Harcèlement scolaire, une réalité à prendre au sérieux
Pour donner un nouveau départ à son enfant harcelé, certains parents optent pour le changement d’établissement. Bonne ou mauvaise solution ? “Il est indispensable de comprendre déjà pourquoi il a été harcelé”, interpelle Kenza Jai Hokimi. Pour rappel, ce phénomène touche 32 % des élèves à travers le monde, soit quasiment un élève sur trois, d’après un rapport de l’UNESCO en 2019 intitulé “Au-delà des chiffres : en finir avec la violence et le harcèlement à l’école”. Pire encore, depuis le déclenchement de la pandémie de Covid-19, le mal-être des jeunes a explosé. Au Maroc, la helpline Stop Silence de l’association Sourire de Reda a notamment enregistré un taux d’appels 78% supérieur entre janvier et juin 2020, par rapport à la même période de l’année 2019, avec un pic de 92 % entre mars et juin, qui correspond au début du confinement. “Mais si son enfant change d’établissement pour cette raison, il faut impérativement poursuivre le travail déjà réalisé jusqu’à présent, avec la nouvelle équipe scolaire qui va l’entourer”, poursuit-elle. Un avis partagé par Zineb Id Addi qui martèle que la communication, difficile à instaurer dans ce cas-là, doit impérativement être conservée.

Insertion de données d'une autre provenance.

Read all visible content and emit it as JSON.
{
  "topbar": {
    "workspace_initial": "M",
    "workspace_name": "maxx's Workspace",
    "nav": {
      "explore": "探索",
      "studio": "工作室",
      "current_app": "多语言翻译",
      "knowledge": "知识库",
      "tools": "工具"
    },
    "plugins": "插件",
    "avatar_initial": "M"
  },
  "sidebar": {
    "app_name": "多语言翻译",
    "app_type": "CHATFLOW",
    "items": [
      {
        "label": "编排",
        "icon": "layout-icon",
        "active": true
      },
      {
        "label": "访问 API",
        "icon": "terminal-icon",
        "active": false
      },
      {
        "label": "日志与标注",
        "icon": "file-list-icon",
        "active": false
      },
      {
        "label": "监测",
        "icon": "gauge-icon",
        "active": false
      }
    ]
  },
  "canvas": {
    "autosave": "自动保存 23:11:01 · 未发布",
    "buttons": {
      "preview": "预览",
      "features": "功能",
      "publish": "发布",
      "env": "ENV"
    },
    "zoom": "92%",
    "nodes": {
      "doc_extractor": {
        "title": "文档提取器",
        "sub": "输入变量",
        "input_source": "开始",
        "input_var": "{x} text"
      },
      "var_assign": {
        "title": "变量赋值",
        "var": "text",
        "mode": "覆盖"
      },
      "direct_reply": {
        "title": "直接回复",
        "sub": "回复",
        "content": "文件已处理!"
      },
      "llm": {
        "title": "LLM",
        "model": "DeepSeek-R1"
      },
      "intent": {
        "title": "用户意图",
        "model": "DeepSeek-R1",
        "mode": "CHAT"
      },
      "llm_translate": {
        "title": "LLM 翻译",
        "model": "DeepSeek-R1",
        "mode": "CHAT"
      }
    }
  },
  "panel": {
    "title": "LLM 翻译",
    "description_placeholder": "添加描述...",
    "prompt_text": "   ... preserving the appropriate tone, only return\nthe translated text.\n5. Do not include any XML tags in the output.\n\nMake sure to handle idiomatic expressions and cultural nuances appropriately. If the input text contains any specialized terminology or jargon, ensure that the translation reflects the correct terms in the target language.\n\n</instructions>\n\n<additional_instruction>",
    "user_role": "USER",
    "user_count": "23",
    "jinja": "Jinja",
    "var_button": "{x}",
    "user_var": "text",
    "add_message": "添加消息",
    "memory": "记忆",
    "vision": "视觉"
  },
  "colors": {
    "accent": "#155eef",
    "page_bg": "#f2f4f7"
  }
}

Pour cette spécialiste, il ne faut pas hésiter également à pousser son enfant à faire des activités comme du sport. “Petit à petit, cela va l’aider à acquérir de la confiance en lui”, assure-t-elle. Quant à sa vie sur les réseaux sociaux, il faut attendre le “plus tard possible” avant de lui donner le portable. La toile conserve tous nos malheurs… Aussi, il est primordial de le sensibiliser à cet outil, lui expliquant notamment, que “si l’on est harcelé en ligne, il peut être pertinent de supprimer certaines applications ou de ne plus se connecter pendant un laps de temps qui permet de récupérer”, comme l’indique l’Unicef dans l’une de ses publications. Autres conseils de l’antenne onusienne à rapporter à son enfant : “On peut décider à qui son profil est accessible, qui peut envoyer des messages ou commenter un post (…) On peut (aussi) signaler des commentaires, des messages et des photos déplacés et demander leur suppression”, sans oublier de le rassurer, en lui affirmant que “sur la plupart des réseaux sociaux, aucune notification n’est envoyée à une personne que l’on bloque ou que l’on signale”.